Gefährliche Krankheit
Bereits fünf Tage vor und vier Tage nach Ausbruch des typischen Masern-Ausschlags ist die Krankheit stark ansteckend. Es genügt das Vorbeigehen an einem Erkrankten. Masern sind für Risikogruppen aufgrund des hohen Fiebers selbst schon gefährlich, können aber in der Folge zu einer akuten Gehirnentzündung mit schweren Dauerschäden führen. Darüber hinaus besteht während einer Infektion mit Masern ein erhöhtes Risiko, an Diphtherie, Keuchhusten oder Tuberkulose zu erkranken. Gegen die Masern gebe es keine spezielle Therapie.

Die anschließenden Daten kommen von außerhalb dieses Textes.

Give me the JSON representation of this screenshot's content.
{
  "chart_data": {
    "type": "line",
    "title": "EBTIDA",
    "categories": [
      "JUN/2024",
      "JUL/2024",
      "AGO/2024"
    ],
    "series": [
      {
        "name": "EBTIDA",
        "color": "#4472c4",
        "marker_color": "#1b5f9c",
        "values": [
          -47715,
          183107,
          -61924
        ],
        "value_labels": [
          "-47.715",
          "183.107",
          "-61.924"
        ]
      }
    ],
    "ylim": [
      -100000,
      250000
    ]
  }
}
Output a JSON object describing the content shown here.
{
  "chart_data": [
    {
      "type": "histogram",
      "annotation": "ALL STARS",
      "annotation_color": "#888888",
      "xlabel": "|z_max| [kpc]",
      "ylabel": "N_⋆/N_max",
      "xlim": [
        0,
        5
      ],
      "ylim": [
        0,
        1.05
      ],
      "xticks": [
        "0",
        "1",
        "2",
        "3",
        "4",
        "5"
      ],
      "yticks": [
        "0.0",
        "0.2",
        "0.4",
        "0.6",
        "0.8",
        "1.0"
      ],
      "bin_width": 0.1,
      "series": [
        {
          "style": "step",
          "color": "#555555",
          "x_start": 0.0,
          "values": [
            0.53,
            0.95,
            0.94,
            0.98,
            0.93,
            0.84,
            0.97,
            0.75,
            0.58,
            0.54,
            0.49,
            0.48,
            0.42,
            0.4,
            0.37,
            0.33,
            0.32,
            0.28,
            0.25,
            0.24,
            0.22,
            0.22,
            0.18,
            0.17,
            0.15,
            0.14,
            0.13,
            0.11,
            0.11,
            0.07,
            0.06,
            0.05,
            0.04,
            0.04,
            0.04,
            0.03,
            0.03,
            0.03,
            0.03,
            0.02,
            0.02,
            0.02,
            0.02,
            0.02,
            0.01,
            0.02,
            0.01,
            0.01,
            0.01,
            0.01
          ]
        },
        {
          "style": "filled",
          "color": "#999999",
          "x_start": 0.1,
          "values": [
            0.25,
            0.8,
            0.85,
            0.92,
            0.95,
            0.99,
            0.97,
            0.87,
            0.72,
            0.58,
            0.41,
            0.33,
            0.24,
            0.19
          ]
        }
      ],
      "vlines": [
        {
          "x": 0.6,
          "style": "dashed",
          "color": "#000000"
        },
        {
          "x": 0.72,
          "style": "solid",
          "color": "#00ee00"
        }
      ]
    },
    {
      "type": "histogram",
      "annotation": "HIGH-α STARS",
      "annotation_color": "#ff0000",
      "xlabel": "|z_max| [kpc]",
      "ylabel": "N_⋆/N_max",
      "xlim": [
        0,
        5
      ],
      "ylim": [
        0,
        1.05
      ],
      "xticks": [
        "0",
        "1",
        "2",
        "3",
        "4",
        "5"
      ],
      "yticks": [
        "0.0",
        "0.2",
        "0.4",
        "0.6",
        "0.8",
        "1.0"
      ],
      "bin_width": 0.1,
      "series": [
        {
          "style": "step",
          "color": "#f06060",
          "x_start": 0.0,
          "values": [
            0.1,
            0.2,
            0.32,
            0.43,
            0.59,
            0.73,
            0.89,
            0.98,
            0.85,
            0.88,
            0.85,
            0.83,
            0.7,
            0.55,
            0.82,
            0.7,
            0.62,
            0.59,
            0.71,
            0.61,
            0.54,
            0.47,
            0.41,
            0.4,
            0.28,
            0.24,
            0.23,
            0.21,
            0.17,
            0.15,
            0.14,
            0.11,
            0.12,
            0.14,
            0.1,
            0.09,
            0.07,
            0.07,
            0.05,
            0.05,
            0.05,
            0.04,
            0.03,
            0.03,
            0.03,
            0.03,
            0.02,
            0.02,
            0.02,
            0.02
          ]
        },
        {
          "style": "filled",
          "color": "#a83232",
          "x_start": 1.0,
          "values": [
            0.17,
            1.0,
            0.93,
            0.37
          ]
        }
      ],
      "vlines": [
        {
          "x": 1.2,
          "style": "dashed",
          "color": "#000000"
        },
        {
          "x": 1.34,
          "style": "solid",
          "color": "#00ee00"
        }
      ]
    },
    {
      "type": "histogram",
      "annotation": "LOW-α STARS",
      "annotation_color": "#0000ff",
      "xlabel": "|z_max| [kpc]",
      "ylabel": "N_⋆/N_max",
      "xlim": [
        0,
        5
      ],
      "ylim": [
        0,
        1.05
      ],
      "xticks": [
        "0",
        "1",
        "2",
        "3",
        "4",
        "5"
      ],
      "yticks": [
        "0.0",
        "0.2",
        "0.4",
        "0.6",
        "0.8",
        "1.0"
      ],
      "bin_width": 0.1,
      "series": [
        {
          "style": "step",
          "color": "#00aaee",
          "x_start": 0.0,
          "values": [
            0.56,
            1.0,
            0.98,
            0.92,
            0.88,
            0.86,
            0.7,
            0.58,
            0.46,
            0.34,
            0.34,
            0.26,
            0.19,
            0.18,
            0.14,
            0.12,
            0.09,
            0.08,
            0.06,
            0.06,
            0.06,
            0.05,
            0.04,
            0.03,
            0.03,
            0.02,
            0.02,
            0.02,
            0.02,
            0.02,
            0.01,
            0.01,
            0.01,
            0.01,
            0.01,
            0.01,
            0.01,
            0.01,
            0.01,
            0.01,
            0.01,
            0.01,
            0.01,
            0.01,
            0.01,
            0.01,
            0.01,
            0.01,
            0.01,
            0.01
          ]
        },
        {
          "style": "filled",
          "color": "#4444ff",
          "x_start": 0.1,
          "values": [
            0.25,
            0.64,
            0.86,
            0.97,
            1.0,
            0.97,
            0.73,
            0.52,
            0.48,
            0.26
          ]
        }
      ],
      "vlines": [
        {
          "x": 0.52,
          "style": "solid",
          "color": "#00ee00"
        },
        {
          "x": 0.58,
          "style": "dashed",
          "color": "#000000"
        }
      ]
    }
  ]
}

Experten rufen zur Impfung auf
Jeder ab dem ersten Lebensjahr und bis zum 40. Lebensjahr sollte seinen Impfpass kontrollieren, ob er gegen die Masern geschützt ist, so Mutz. Laut Experten wäre eine derartige Ausbreitung durch eine Impfung zu verhindern gewesen. "Unfassbar, ein Verbrechen, dass Kinder von den Eltern selbst bei einer kostenlosen Impfung nicht geschützt werden", sagte am Mittwoch die Vizepräsidentin der Österreichischen Apothekerkammer, Christiane Körner, bei einer Pressekonferenz in Wien aus Anlass des bevorstehenden Österreichischen Impftages in Salzburg.

Die Impfung gegen Masern ist besonders wichtig, weil eine einmal voll ausgebrochene Erkrankung nicht ursächlich behandelt werden kann. Gegen die bakteriellen Superinfektionen hingegen können Antibiotika eingesetzt werden. Nach der Impfung bildet der menschliche Körper Abwehrstoffe (Antikörper) gegen das Virus, es kommt also zu einer aktiven Immunisierung, die einen langanhaltenden, hochwertigen Schutz bietet. Stecken sich Geimpfte mit dem Erreger an, ist das Immunsystem bereits auf diesen vorbereitet und kann ihn erfolgreich bekämpfen. Nicht Geimpfte, die Kontakt mit einem Masernkranken hatten, können durch passive Immunisierung geschützt werden. Dabei werden ihnen fertige Antikörper (humanes Immunglobulin) verabreicht, die den Ausbruch der Erkrankung verhindern oder zumindest abschwächen können.

Der Impfstoff ist in allen Apotheken erhältlich und kostet 29.35 Euro pro Dosis (aktuelle Aktion in Salzburg zu 24 Euro).